= Elbmarsch =

Municipality in Germany

Elbmarsch (Northern Low Saxon: Elvmasch) is a Samtgemeinde ("collective municipality") in the district of Harburg, in Lower Saxony, Germany. It is situated on the southern (left) bank of the river Elbe, approx. 30 km southeast of Hamburg, and 20 km north of Lüneburg. Its seat is in the village Marschacht. The name refers to the marshes (German: Marsch) along the Elbe.

The Samtgemeinde Elbmarsch consists of the following municipalities:

1. Drage
2. Marschacht
3. Tespe

==Cancer cluster==
Elbmarsch is the epicenter of a notable pediatric cancer cluster that persisted for over 15 years. Although a sparsely populated region a high rate of childhood leukemia was observed with an incidence in the region that is significantly higher compared to Germany as a whole. Ten more cases were identified than were expected throughout the period. No unique hazards have been identified. The community is surrounded by two nuclear establishments. A possible accidental release of radionuclides in 1986 was hypothesized.

Ionizing radiation is another exposure conclusively linked with childhood leukemia. Survivors (within 1000 m) of Hiroshima and Nagasaki developed leukemia 20 times more frequently than in unexposed populations.

The Krümmel Nuclear Power Plant began operations near Elbmarsch, Germany in 1983. Like Fallon, Nevada, the nearby population is quite small, including approximately 9,000 children within 10 km of the plant. Over a one and a half year period, six cases of leukemia and one case of aplastic anemia were identified among children in this area, a 41.5 increase over national incidence rates. Four more cases were diagnosed during a subsequent two-year period. Public health officials began to suspect that high levels of airborne tritium “might be involved either directly or as an indicator for earlier releases of other short-lived radionuclides”. Anti-nuclear activists believed it was due to the nuclear plant, which led to several investigations. The reported discovery of small spherical beads of nuclear material in the area led to further concern, as well as the presence of minute amounts of plutonium in the Elbe. The origins of the nuclear material were disputed, with one report determining them to not be that of the Krümmel plant. Another report claimed that they may have come from an undisclosed fire in 1986, however this theory has been questioned as it would have required a substantial government coverup. The Chernobyl disaster has also been suggested as a source, though is considered unlikely. The probable source of the material, especially in the Elbe, is nuclear reprocessing plants in France. A 2010 report exonerated the nuclear power plants on the Elbe as the cause of contamination. Further doubt was cast on the nature of the supposed beads of nuclear material, with a Federal commission chastising the original commission that claimed to have discovered the beads. The exact cause of the increased leukemia cases remains unknown, and could be due to other environmental factors, or even by chance.

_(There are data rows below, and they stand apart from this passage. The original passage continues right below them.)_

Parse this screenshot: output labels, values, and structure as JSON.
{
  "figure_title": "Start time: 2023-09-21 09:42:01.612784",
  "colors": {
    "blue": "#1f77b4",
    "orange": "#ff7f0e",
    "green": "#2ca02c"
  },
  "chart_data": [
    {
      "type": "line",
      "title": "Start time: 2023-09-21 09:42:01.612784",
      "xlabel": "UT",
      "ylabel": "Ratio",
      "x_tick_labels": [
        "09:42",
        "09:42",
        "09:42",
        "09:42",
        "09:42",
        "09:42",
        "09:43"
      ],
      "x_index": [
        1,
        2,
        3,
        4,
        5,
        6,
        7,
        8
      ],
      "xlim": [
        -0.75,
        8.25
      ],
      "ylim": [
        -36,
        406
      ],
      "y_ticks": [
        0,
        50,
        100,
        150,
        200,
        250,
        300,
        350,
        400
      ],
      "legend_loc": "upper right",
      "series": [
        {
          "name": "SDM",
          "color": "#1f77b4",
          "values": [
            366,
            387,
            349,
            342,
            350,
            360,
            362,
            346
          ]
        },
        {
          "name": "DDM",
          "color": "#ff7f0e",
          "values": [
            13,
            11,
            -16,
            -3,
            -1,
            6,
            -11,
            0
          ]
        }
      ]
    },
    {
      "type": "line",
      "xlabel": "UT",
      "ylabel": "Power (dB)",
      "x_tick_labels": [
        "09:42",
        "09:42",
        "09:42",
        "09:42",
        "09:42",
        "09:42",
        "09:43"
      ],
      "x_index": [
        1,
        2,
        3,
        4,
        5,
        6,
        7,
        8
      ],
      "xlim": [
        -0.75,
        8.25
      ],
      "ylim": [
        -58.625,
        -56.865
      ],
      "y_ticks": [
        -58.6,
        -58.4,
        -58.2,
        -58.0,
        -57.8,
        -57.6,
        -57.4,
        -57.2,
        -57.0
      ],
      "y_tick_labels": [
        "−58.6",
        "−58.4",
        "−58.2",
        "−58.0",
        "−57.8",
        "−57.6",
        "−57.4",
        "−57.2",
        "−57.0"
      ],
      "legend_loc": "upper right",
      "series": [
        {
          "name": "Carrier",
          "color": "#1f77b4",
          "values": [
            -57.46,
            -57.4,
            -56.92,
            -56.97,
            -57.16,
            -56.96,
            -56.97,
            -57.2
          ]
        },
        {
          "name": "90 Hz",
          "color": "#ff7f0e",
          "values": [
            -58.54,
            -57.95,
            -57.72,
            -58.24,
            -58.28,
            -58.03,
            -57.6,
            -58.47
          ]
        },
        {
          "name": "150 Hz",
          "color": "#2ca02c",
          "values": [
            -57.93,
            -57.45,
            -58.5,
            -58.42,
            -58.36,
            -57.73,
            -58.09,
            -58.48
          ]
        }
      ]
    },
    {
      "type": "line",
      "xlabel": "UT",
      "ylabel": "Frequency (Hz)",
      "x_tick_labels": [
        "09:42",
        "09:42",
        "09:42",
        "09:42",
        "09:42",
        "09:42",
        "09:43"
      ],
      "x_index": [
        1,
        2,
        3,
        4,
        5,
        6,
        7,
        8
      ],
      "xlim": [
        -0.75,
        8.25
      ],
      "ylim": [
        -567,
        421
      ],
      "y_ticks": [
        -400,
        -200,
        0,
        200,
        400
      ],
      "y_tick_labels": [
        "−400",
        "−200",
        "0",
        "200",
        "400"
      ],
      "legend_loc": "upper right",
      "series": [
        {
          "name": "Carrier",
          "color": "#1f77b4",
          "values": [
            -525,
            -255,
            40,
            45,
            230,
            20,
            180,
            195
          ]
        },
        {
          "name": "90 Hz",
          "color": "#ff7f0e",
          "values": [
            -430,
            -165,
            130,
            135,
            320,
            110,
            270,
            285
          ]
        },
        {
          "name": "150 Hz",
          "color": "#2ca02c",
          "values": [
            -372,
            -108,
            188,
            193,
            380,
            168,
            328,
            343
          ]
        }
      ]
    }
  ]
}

The community surrounding the Savannah River nuclear facility in the U.S. was chosen for comparison with the “cluster” noted around the Kruemmel site. The tritium burden around the Savannah River site is significantly higher than the measured burden in Germany; however, the incidence of leukemia in South Carolina was not increased. Differences in population density, proximity to the power plant, and route of tritium exposure (inhalational versus oral via drinking water) may account for the lack of correlation between the two sites, or there may be alternative explanations for the increased incidence of hematopoietic malignancy between 1989 and 1991 in Elbmarsch.

Some of these alternative hypotheses have included electromagnetic fields, parental radiation exposure prior to conception, other carcinogens, and benzene exposure; however, none have been supported by the existing evidence. Intriguingly, a larger case-control study in Lower Saxony found a correlation between the “untrained immune system” (as judged as contact with other children, vaccinations, etc.) and leukemia risk, suggested that an immature immune system that has not been challenged is at greater risk for developing malignancy, possibly secondary to an undefined environment insult.